Es tat wirklich gut, eine Zukunft zu haben. Obwohl ich wusste, dass es nur eine Illusion war. 

Das Heilmittel hatte versagt. Vermutlich war mein Leiden schon zu weit fortgeschritten oder mein Körper weigerte sich nach den jahrelangen, folterartigen Heilkuren meiner Mutter schlichtweg, ein neues Medikament anzunehmen. Es gab Tage, da kam ich kaum aus dem Bett. Ich verschleierte dann meine Abwesenheit, indem ich Studien oder Kräutergänge vorschob. Dieser dämliche Stock war nun mein gebräuchlicher Begleiter. Ich gebe zu, er gab mir irgendwie einen distinguierten Anstrich, auf den ich aber liebend gerne verzichtet hätte. 

Innes kannte mehr von mir als jeder andere Mensch und auch das war bislang nur die halbe Wahrheit. Sie zog mir beständig eine nicht verdiente weiße Weste an. Sie hatte stets Verständnis für meine Lage. Ich war eine Ehe aus reinem Kalkül eingegangen, hatte meine Frau mit einem verheirateten Mann betrogen - nicht, dass Erianna besser gewesen wäre, aber der Eheschwur war nun mal ein Eid vor Mithras - und war feige in ein anderes Lehen geflohen. Selbst dann fand die Priesterin noch tröstende Worte und natürlich wieder Tränen. Sie kannte noch nicht einmal meinen richtigen Namen. Es konnte nur bergab gehen. 

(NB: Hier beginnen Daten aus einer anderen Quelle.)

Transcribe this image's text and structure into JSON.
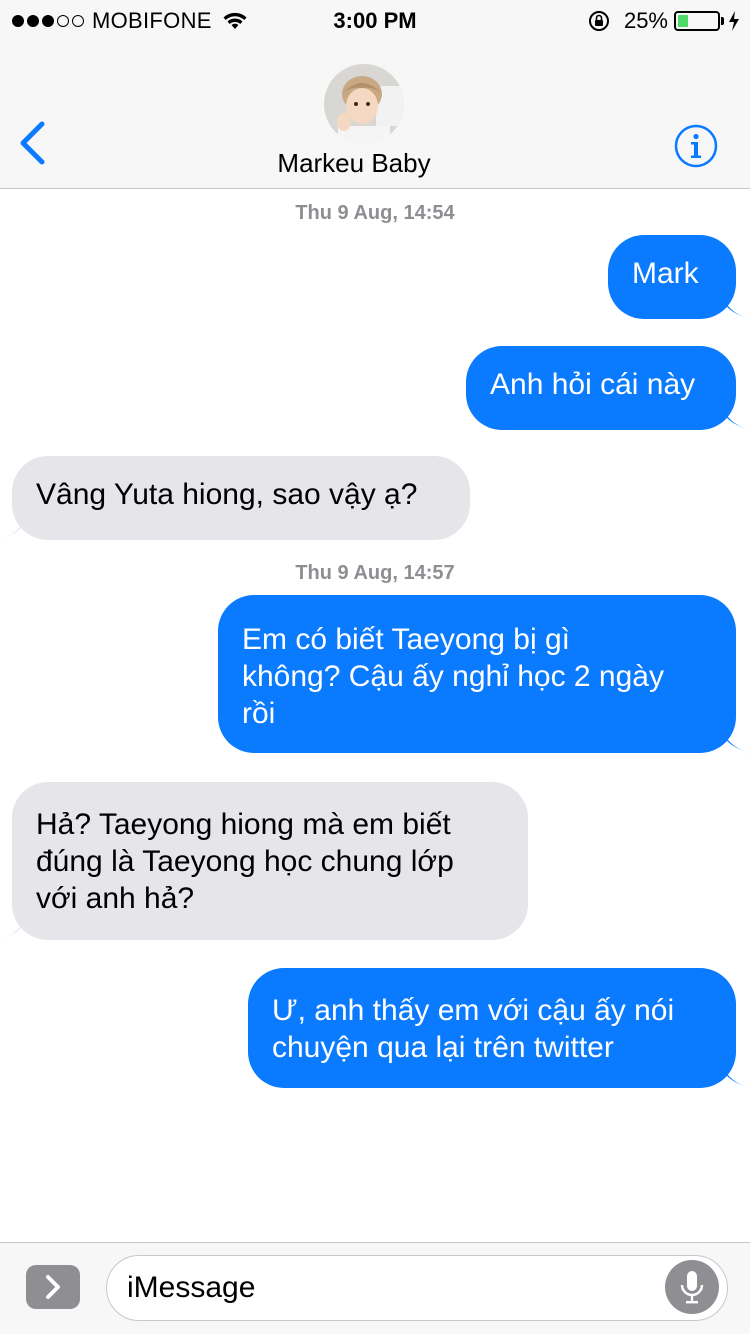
{
  "status_bar": {
    "signal_bars_filled": 3,
    "signal_bars_total": 5,
    "carrier": "MOBIFONE",
    "time": "3:00 PM",
    "battery_pct_label": "25%",
    "battery_level": 0.25,
    "battery_color": "#4cd964"
  },
  "header": {
    "contact_name": "Markeu Baby",
    "avatar": "contact-avatar-photo",
    "back_icon": "chevron-left-icon",
    "info_icon": "info-icon"
  },
  "conversation": {
    "timestamps": [
      "Thu 9 Aug, 14:54",
      "Thu 9 Aug, 14:57"
    ],
    "messages": [
      {
        "direction": "sent",
        "lines": [
          "Mark"
        ]
      },
      {
        "direction": "sent",
        "lines": [
          "Anh hỏi cái này"
        ]
      },
      {
        "direction": "received",
        "lines": [
          "Vâng Yuta hiong, sao vậy ạ?"
        ]
      },
      {
        "direction": "sent",
        "lines": [
          "Em có biết Taeyong bị gì",
          "không? Cậu ấy nghỉ học 2 ngày",
          "rồi"
        ]
      },
      {
        "direction": "received",
        "lines": [
          "Hả? Taeyong hiong mà em biết",
          "đúng là Taeyong học chung lớp",
          "với anh hả?"
        ]
      },
      {
        "direction": "sent",
        "lines": [
          "Ư, anh thấy em với cậu ấy nói",
          "chuyện qua lại trên twitter"
        ]
      }
    ]
  },
  "input_bar": {
    "placeholder": "iMessage",
    "apps_icon": "chevron-right-icon",
    "mic_icon": "microphone-icon"
  },
  "colors": {
    "accent": "#0a7aff",
    "sent_bubble": "#0a7aff",
    "received_bubble": "#e5e5ea",
    "timestamp": "#8e8e93",
    "bar_background": "#f7f7f7"
  }
}
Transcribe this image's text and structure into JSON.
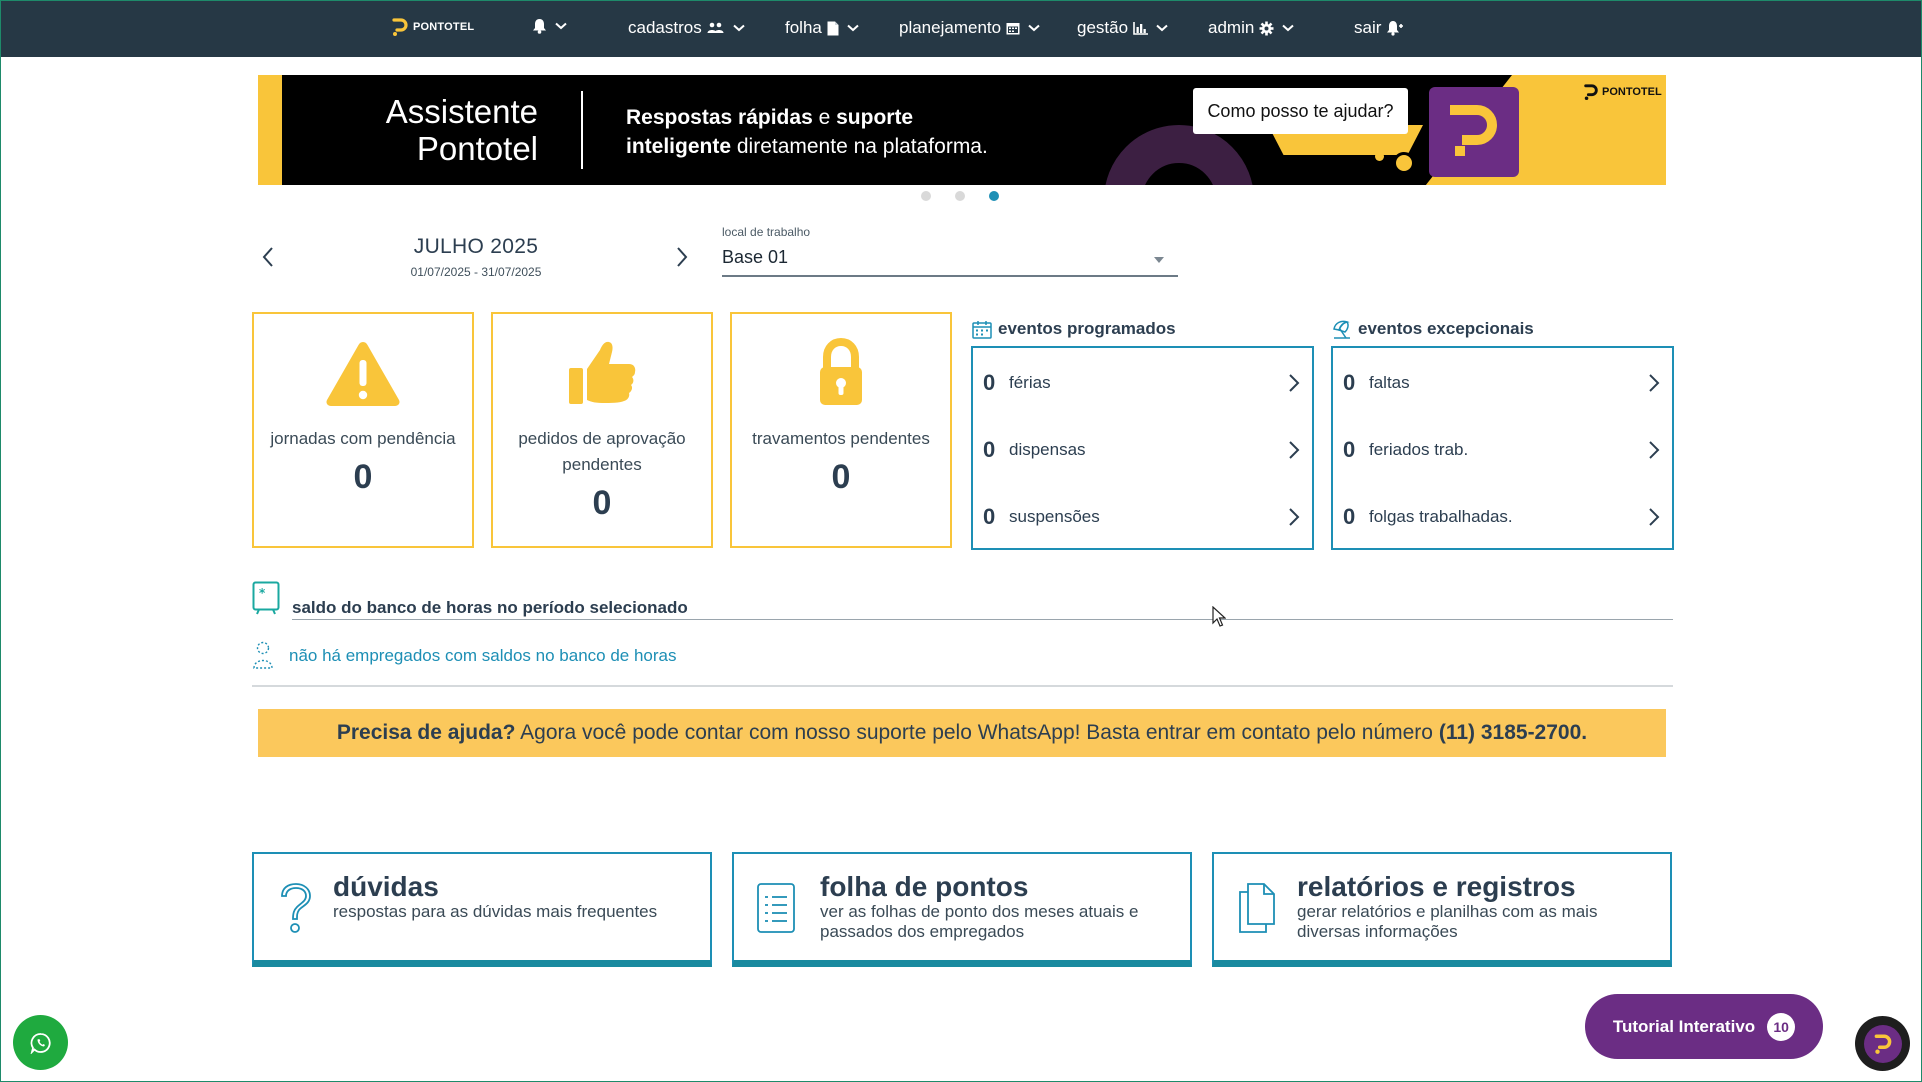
{
  "brand": "PONTOTEL",
  "nav": {
    "notifications_icon": "bell-icon",
    "items": [
      {
        "label": "cadastros",
        "icon": "users-icon"
      },
      {
        "label": "folha",
        "icon": "document-icon"
      },
      {
        "label": "planejamento",
        "icon": "calendar-icon"
      },
      {
        "label": "gestão",
        "icon": "bar-chart-icon"
      },
      {
        "label": "admin",
        "icon": "gear-icon"
      }
    ],
    "logout_label": "sair"
  },
  "banner": {
    "title_line1": "Assistente",
    "title_line2": "Pontotel",
    "text_a": "Respostas rápidas",
    "text_b": " e ",
    "text_c": "suporte",
    "text_d": "inteligente",
    "text_e": " diretamente na plataforma.",
    "chat_bubble": "Como posso te ajudar?",
    "brand": "PONTOTEL"
  },
  "carousel": {
    "total": 3,
    "active_index": 2
  },
  "period": {
    "month": "JULHO 2025",
    "range": "01/07/2025 - 31/07/2025"
  },
  "workplace": {
    "label": "local de trabalho",
    "value": "Base 01"
  },
  "summary_cards": [
    {
      "label": "jornadas com pendência",
      "value": "0",
      "icon": "warning-icon"
    },
    {
      "label": "pedidos de aprovação pendentes",
      "value": "0",
      "icon": "thumbs-up-icon"
    },
    {
      "label": "travamentos pendentes",
      "value": "0",
      "icon": "lock-icon"
    }
  ],
  "scheduled_events": {
    "title": "eventos programados",
    "rows": [
      {
        "count": "0",
        "label": "férias"
      },
      {
        "count": "0",
        "label": "dispensas"
      },
      {
        "count": "0",
        "label": "suspensões"
      }
    ]
  },
  "exceptional_events": {
    "title": "eventos excepcionais",
    "rows": [
      {
        "count": "0",
        "label": "faltas"
      },
      {
        "count": "0",
        "label": "feriados trab."
      },
      {
        "count": "0",
        "label": "folgas trabalhadas."
      }
    ]
  },
  "hour_bank": {
    "title": "saldo do banco de horas no período selecionado",
    "empty_message": "não há empregados com saldos no banco de horas"
  },
  "help_bar": {
    "bold_lead": "Precisa de ajuda?",
    "text": " Agora você pode contar com nosso suporte pelo WhatsApp! Basta entrar em contato pelo número ",
    "phone": "(11) 3185-2700."
  },
  "bottom_cards": [
    {
      "title": "dúvidas",
      "desc": "respostas para as dúvidas mais frequentes",
      "icon": "question-icon"
    },
    {
      "title": "folha de pontos",
      "desc": "ver as folhas de ponto dos meses atuais e passados dos empregados",
      "icon": "list-document-icon"
    },
    {
      "title": "relatórios e registros",
      "desc": "gerar relatórios e planilhas com as mais diversas informações",
      "icon": "files-icon"
    }
  ],
  "tutorial": {
    "label": "Tutorial Interativo",
    "badge": "10"
  },
  "colors": {
    "nav_bg": "#263845",
    "accent_yellow": "#f9c53a",
    "accent_blue": "#1d8fb5",
    "brand_purple": "#6b2d84",
    "whatsapp_green": "#1faa3f"
  }
}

Irgendwann, es war nur eine Frage der Zeit, würde Innes die Entscheidung, dass ich der Mann wäre mit dem sie leben wollte, bitter bereuen. Sie verschwendete ihre besten Jahre an mich und manchmal wünschte ich mir, dass ein anderer Mann, eine andere Frau, irgendjemand kommen und ihr Herz stehlen würde. In meiner Verderbtheit hatte ich nicht den Mut, sie selber wegzuschicken, denn dafür hing ich zu sehr an ihr. An ihrem Lachen, dem roten Haar, ihrem verschmitzten Charme, selbst an ihrer verdammten, unförmigen roten Kutte. 

Wenn sie von dannen gezogen wäre, in ihre verdiente Zukunft, echt und wahrhaftig, wäre ich endgültig ein gebrochener Mann. Aber für wenige Monate in meinem jämmerlichen Leben hatte ich die Illusion einer strahlenden Zukunft vor mir gehabt. Und mehr kann ein Mann wie ich kaum verlangen.